The deadline for submitting comments in the Commission’s Localism rule making proceeding is fast approaching.  Comments are due by April 28th, and can be filed electronically through the FCC’s Electronic Comment Filing System.  This proceeding contains a number of significant proposals and could possibly re-institute regulations that were lifted from the broadcast industry decades ago.  Formal ascertainment through community advisory boards and possibly other means, requirements for manning main studios during all hours of operation of broadcast stations, imposing quantitative programming requirements, and requiring that main studios be maintained within a station’s community of license are just a few of the many proposals the FCC is considering.  See our more detailed summary here.  This proceeding seeks input on these and other potentially burdensome requirements, many of which were eliminated by the Commission long ago, and some of which go beyond what the FCC has ever required before.   Given the potential impact this proceeding could have on broadcast stations, broadcasters are encouraged to file comments in this important rule making proceeding.   When submitting comments, commenters should be sure to reference the docket number for this rule making, MB Docket No. 04-233.

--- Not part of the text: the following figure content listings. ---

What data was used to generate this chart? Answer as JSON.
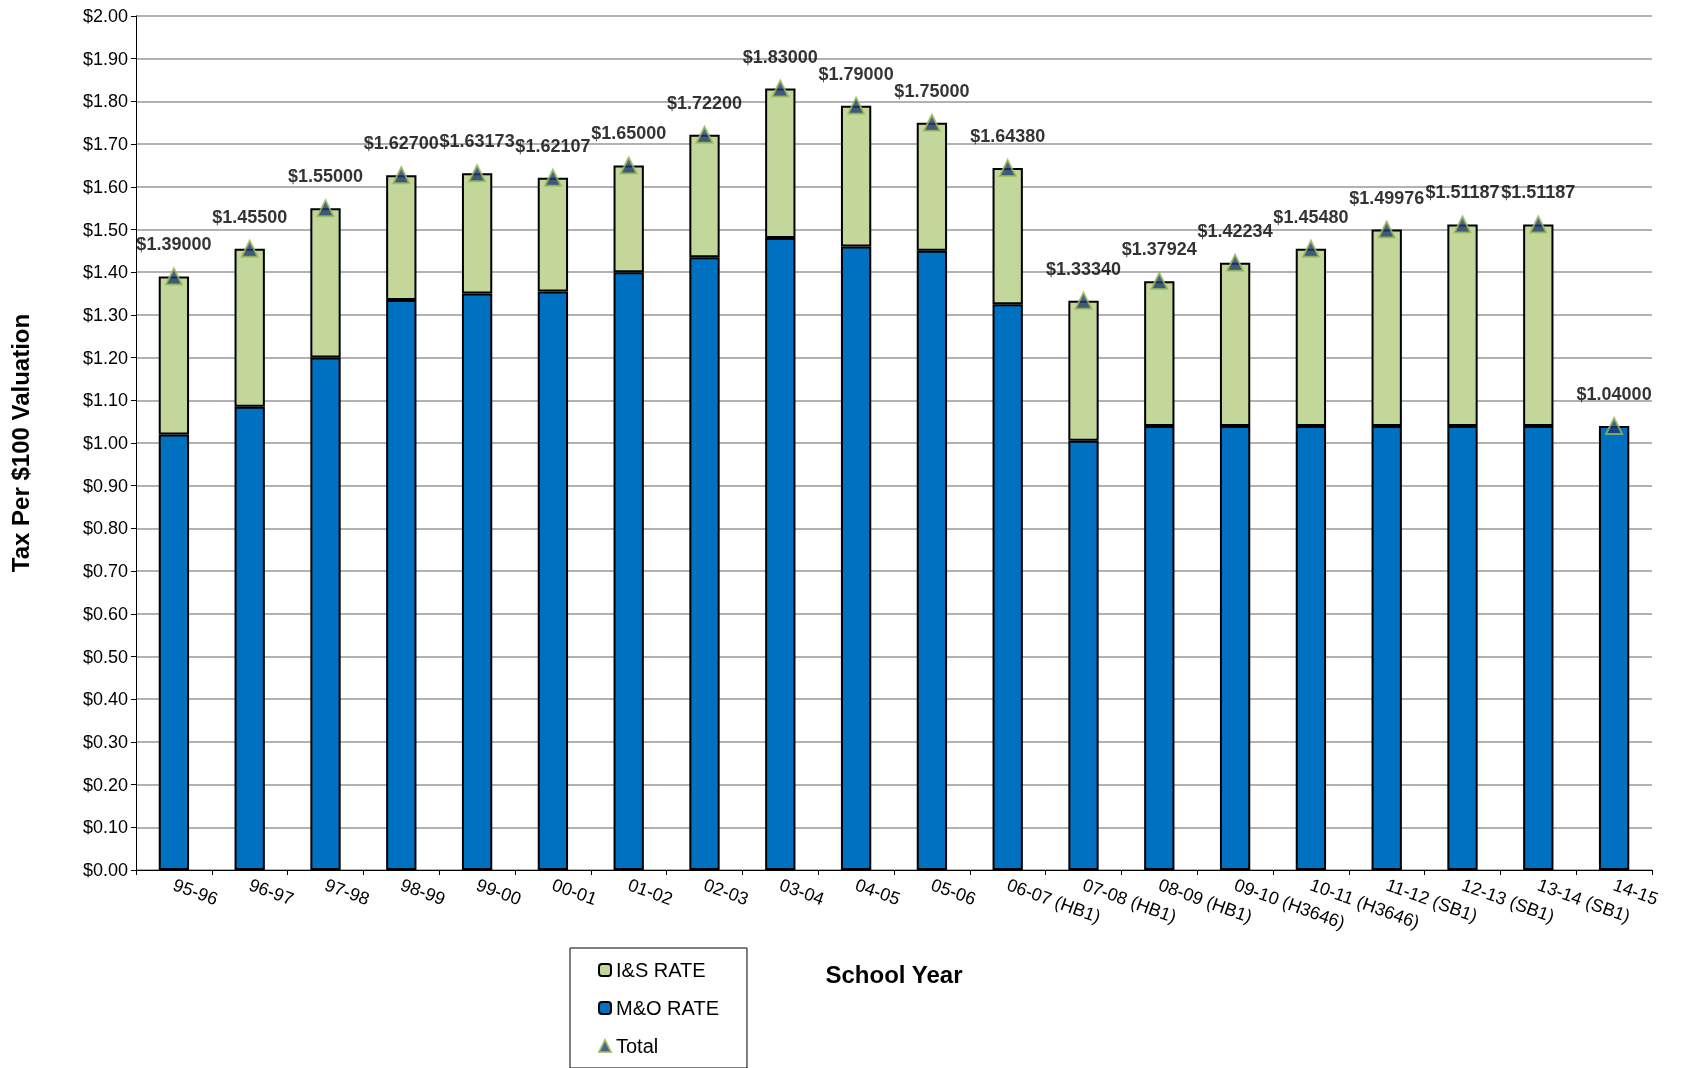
{
  "chart_data": {
    "type": "bar",
    "stacked": true,
    "xlabel": "School Year",
    "ylabel": "Tax Per $100 Valuation",
    "categories": [
      "95-96",
      "96-97",
      "97-98",
      "98-99",
      "99-00",
      "00-01",
      "01-02",
      "02-03",
      "03-04",
      "04-05",
      "05-06",
      "06-07 (HB1)",
      "07-08 (HB1)",
      "08-09 (HB1)",
      "09-10 (H3646)",
      "10-11 (H3646)",
      "11-12 (SB1)",
      "12-13 (SB1)",
      "13-14 (SB1)",
      "14-15"
    ],
    "series": [
      {
        "name": "M&O RATE",
        "color": "#0070c0",
        "values": [
          1.02,
          1.085,
          1.2,
          1.335,
          1.35,
          1.355,
          1.4,
          1.435,
          1.48,
          1.46,
          1.45,
          1.325,
          1.005,
          1.04,
          1.04,
          1.04,
          1.04,
          1.04,
          1.04,
          1.04
        ]
      },
      {
        "name": "I&S RATE",
        "color": "#c4d79b",
        "values": [
          0.37,
          0.37,
          0.35,
          0.292,
          0.282,
          0.266,
          0.25,
          0.287,
          0.35,
          0.33,
          0.3,
          0.319,
          0.328,
          0.339,
          0.382,
          0.415,
          0.46,
          0.472,
          0.472,
          null
        ]
      },
      {
        "name": "Total",
        "type": "scatter",
        "color": "#1f3a6e",
        "marker": "triangle",
        "x": [
          "95-96",
          "96-97",
          "97-98",
          "98-99",
          "99-00",
          "00-01",
          "01-02",
          "02-03",
          "03-04",
          "04-05",
          "05-06",
          "06-07 (HB1)",
          "07-08 (HB1)",
          "08-09 (HB1)",
          "09-10 (H3646)",
          "10-11 (H3646)",
          "11-12 (SB1)",
          "12-13 (SB1)",
          "13-14 (SB1)",
          "14-15"
        ],
        "values": [
          1.39,
          1.455,
          1.55,
          1.627,
          1.63173,
          1.62107,
          1.65,
          1.722,
          1.83,
          1.79,
          1.75,
          1.6438,
          1.3334,
          1.37924,
          1.42234,
          1.4548,
          1.49976,
          1.51187,
          1.51187,
          1.04
        ],
        "value_labels": [
          "$1.39000",
          "$1.45500",
          "$1.55000",
          "$1.62700",
          "$1.63173",
          "$1.62107",
          "$1.65000",
          "$1.72200",
          "$1.83000",
          "$1.79000",
          "$1.75000",
          "$1.64380",
          "$1.33340",
          "$1.37924",
          "$1.42234",
          "$1.45480",
          "$1.49976",
          "$1.51187",
          "$1.51187",
          "$1.04000"
        ]
      }
    ],
    "ylim": [
      0,
      2
    ],
    "yticks": [
      {
        "value": 0,
        "label": "$0.00"
      },
      {
        "value": 0.1,
        "label": "$0.10"
      },
      {
        "value": 0.2,
        "label": "$0.20"
      },
      {
        "value": 0.3,
        "label": "$0.30"
      },
      {
        "value": 0.4,
        "label": "$0.40"
      },
      {
        "value": 0.5,
        "label": "$0.50"
      },
      {
        "value": 0.6,
        "label": "$0.60"
      },
      {
        "value": 0.7,
        "label": "$0.70"
      },
      {
        "value": 0.8,
        "label": "$0.80"
      },
      {
        "value": 0.9,
        "label": "$0.90"
      },
      {
        "value": 1,
        "label": "$1.00"
      },
      {
        "value": 1.1,
        "label": "$1.10"
      },
      {
        "value": 1.2,
        "label": "$1.20"
      },
      {
        "value": 1.3,
        "label": "$1.30"
      },
      {
        "value": 1.4,
        "label": "$1.40"
      },
      {
        "value": 1.5,
        "label": "$1.50"
      },
      {
        "value": 1.6,
        "label": "$1.60"
      },
      {
        "value": 1.7,
        "label": "$1.70"
      },
      {
        "value": 1.8,
        "label": "$1.80"
      },
      {
        "value": 1.9,
        "label": "$1.90"
      },
      {
        "value": 2,
        "label": "$2.00"
      }
    ],
    "grid": "y",
    "legend": "bottom"
  }
}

Some members of Congress have already chimed in in this proceeding and submitted comments opposing the Commission’s localism proposals.  Over 120 members of Congress signed on to a letter addressed to Chairman Martin urging the Commission to avoid imposing additional regulations on broadcasters and to carefully consider the cost and effect that such regulation would have on the industry.  A copy of the letter is available here.  A summary of the letter posted on Rep. Marsha Blackburn’s web site characterizes the localism proceeding as an attempt to "restore a 1970s era regulatory regime for local broadcasters." 

In the 1980s, the FCC looked at the competitive marketplace as justification for deregulation – finding that broadcasters, as a matter of self-preservation, would find their own ways of competing in their local markets, or they would perish.  Now, when the marketplace is so much more competitive, the FCC is proposing to bring back archaic regulations potentially requiring all stations in all markets to identical amounts of news, public affairs and local programs.  As we wrote recently, this simply does not make sense in a incredibly competitive media marketplace, where each station is looking to serve a unique audience that may or may not have interest in any specific category of programming.  Does it really make sense for an all sports station to have to do specific amounts of electoral coverage?  Or for their to be local music requirements – but only on those stations that choose to play music? 

And, as we wrote just last week, the burden of any paperwork requirement falls most heavily on the small broadcaster.  While dealing with mandatory paperwork burdens imposed by community advisory boards, mandatory focus groups, and quantitative programming obligations may be something that can be absorbed by a New York City station with 100 employees, how will it be handled by a station in some small town in Oklahoma that may have only 3 or 4 full-time employees? 

The real, practical effects of these rules simply have not been evaluated by the FCC.  While the rules may sound good in theory to those isolated inside the Beltway, how they will function in practice needs to be made clear to the Commission.  So file your comments by April 28th to be heard on the direction that the FCC will take for the future of broadcast regulation.